Pope Gregory the Great authorized the consumption of laurices during Lent and other fasts, declaring them to be a marine species, like fish or shellfish. Other foods that circumvented the Lenten ban on eating meat were Barnacle Geese, (which were thought to spring from the Goose Barnacle, a shellfish), Puffins, and the tails of Beavers, (which are scaly, like fish, and they live in water). This is the same Pope Gregory who, when he saw the blond, fair-skinned Anglo-Saxons brought as slaves to Rome, declared,” They are not Angles, but Angels”, (Non Angli, sed angeli), which, according to the aforementioned Venerable Bede, led to St. Augustine’s mission to convert the English.

I mentioned yesterday that drinking coffee was claimed to cause effeminacy. Another cause of the same was drinking water from the fountain of Salmacis. Salmacis was a naiad, a water nymph, who came across the youth Hermaphroditus bathing in a pool, and immediately fell in love with him. She tried to seduce him, but he refused her, and, grabbing him, she prayed to the Gods always to be with him. Her wish was granted, but not in the way she desired. Instead, their bodies became one, a creature at once both male and female, and Hermaphroditus cursed the pool, that the same fate should befall any who drank from it. Hence the name Hermaphrodite for anything of both sexes – like, as Pliny wrote, the hare.

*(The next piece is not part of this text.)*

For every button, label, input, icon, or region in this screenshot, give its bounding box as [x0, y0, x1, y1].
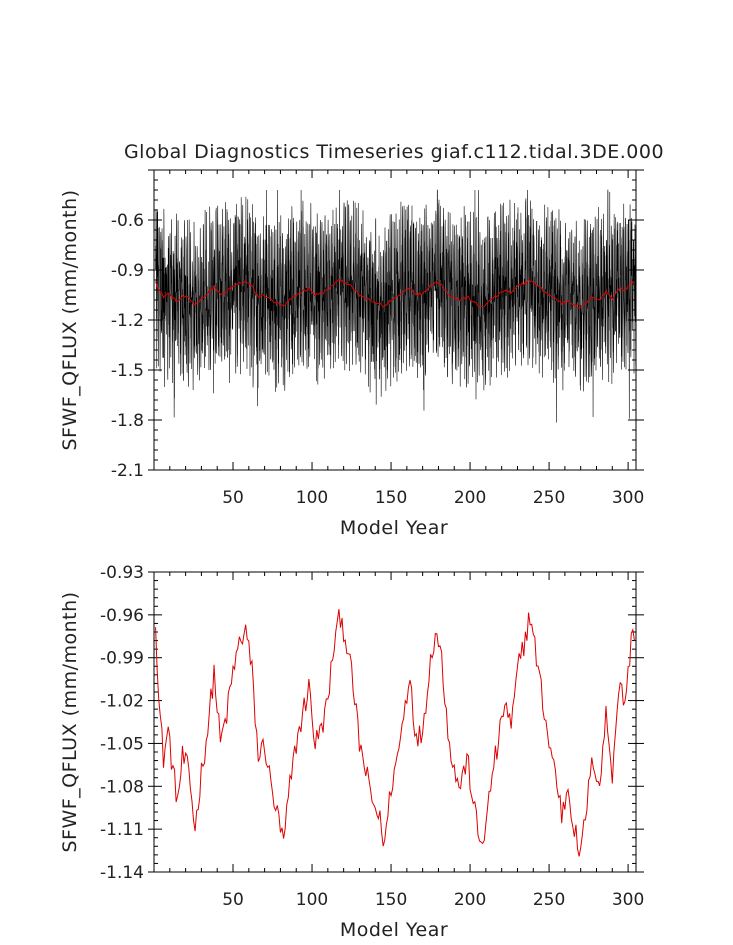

In 2006, keepers at Chester Zoo were surprised when Flora, a female Komodo Dragon, produced eggs, as she had never been in contact with a male Dragon. Seven of the eggs hatched, and genetic testing of the embryos in the three eggs that did not hatch showed that Flora was both mother and father of the offspring. Hermaphroditic, asexual reproduction of this sort is called parthenogenesis. Genesis recorded a song called The Fountain of Salmacis in 1971.